Attitudes of healthy volunteers to genetic testing in phase 1 clinical trials

Background: Genetic testing in clinical trials introduces several ethical and logistical issues to discuss with potential participants when taking informed consent. The aim of this study was to explore the attitudes of healthy volunteers in phase 1 studies to the topics of genetic security, genetic privacy and incidental genetic findings. Methods: Healthy volunteers presenting for screening appointments at a phase 1 clinical trial unit (CMAX Clinical Research, Adelaide, Australia) took an anonymous paper survey about genetic testing. Results: There were 275 respondents to the survey. The mean age was 27 years (range 18-73); 54% were male and 53% were of North/Western European ethnicity.
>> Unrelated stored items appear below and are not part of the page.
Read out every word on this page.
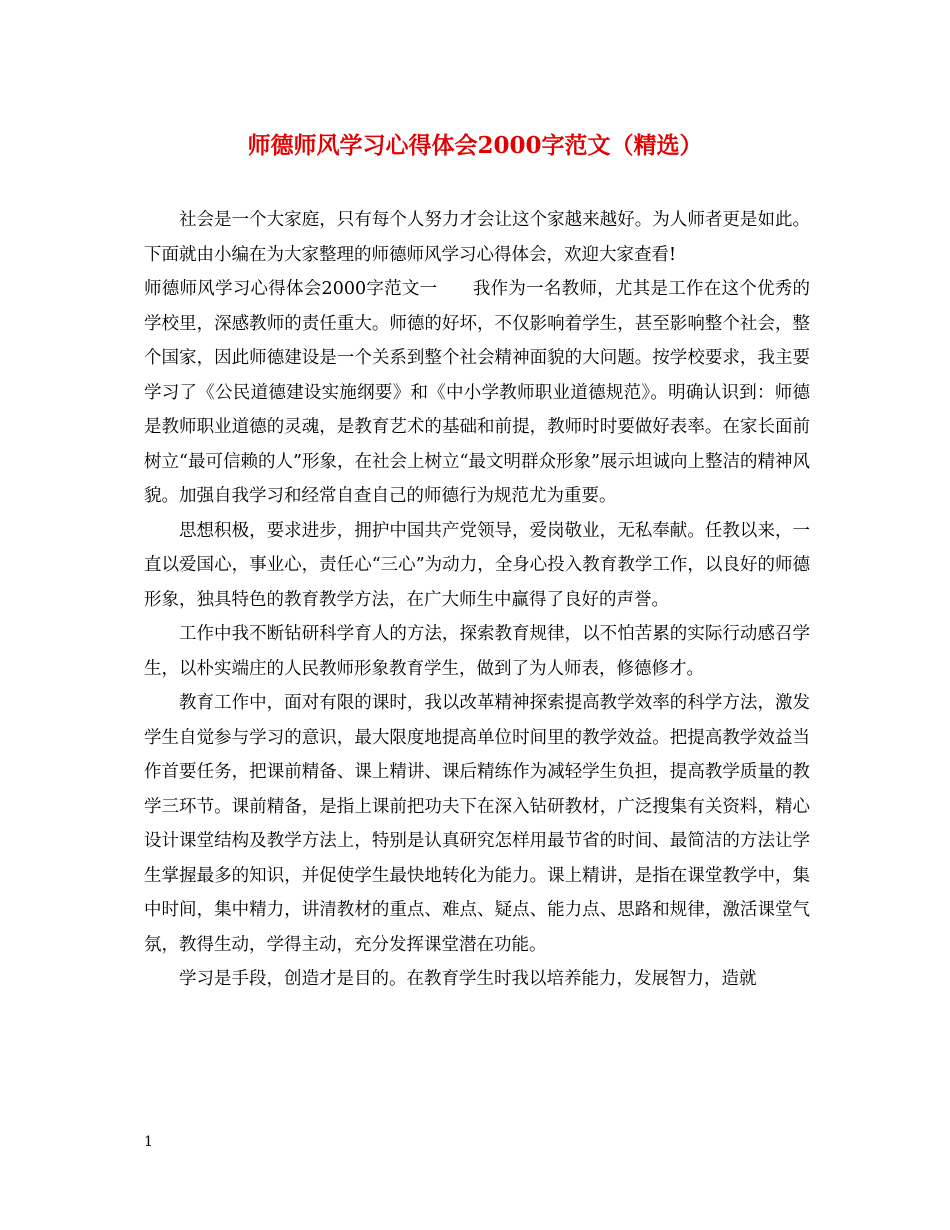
师德师风学习心得体会2000字范文（精选）

社会是一个大家庭，只有每个人努力才会让这个家越来越好。为人师者更是如此。下面就由小编在为大家整理的师德师风学习心得体会，欢迎大家查看!

师德师风学习心得体会2000字范文一　　我作为一名教师，尤其是工作在这个优秀的学校里，深感教师的责任重大。师德的好坏，不仅影响着学生，甚至影响整个社会，整个国家，因此师德建设是一个关系到整个社会精神面貌的大问题。按学校要求，我主要学习了《公民道德建设实施纲要》和《中小学教师职业道德规范》。明确认识到：师德是教师职业道德的灵魂，是教育艺术的基础和前提，教师时时要做好表率。在家长面前树立“最可信赖的人”形象，在社会上树立“最文明群众形象”展示坦诚向上整洁的精神风貌。加强自我学习和经常自查自己的师德行为规范尤为重要。

思想积极，要求进步，拥护中国共产党领导，爱岗敬业，无私奉献。任教以来，一直以爱国心，事业心，责任心“三心”为动力，全身心投入教育教学工作，以良好的师德形象，独具特色的教育教学方法，在广大师生中赢得了良好的声誉。

工作中我不断钻研科学育人的方法，探索教育规律，以不怕苦累的实际行动感召学生，以朴实端庄的人民教师形象教育学生，做到了为人师表，修德修才。

教育工作中，面对有限的课时，我以改革精神探索提高教学效率的科学方法，激发学生自觉参与学习的意识，最大限度地提高单位时间里的教学效益。把提高教学效益当作首要任务，把课前精备、课上精讲、课后精练作为减轻学生负担，提高教学质量的教学三环节。课前精备，是指上课前把功夫下在深入钻研教材，广泛搜集有关资料，精心设计课堂结构及教学方法上，特别是认真研究怎样用最节省的时间、最简洁的方法让学生掌握最多的知识，并促使学生最快地转化为能力。课上精讲，是指在课堂教学中，集中时间，集中精力，讲清教材的重点、难点、疑点、能力点、思路和规律，激活课堂气氛，教得生动，学得主动，充分发挥课堂潜在功能。

学习是手段，创造才是目的。在教育学生时我以培养能力，发展智力，造就

1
Just over half the healthy volunteers thought genetic security (56%) and genetic privacy (57%) were “important” or “very important”. However, the security of their genetic information was ranked less important than other personal information, including mobile phone number, internet browser search history and email address. Two-thirds of respondents would trade genetic privacy for re-identifiability if information relevant to their health were discovered by genetic testing. Healthy volunteers favoured the return of incidental genetic findings (90% indicated this was “important” or “very important”). A level of risk (10 to 90%) for developing a serious medical condition that would “trigger” the return of incidental genetic findings to participants was not identified. Conclusions: Healthy volunteers screening for phase 1 clinical trials have mixed views about the importance of genetic security and genetic privacy, but they strongly favour the return of incidental genetic findings that could affect their health. These issues should be discussed with potential participants during informed consent for phase 1 clinical trials with genetic testing.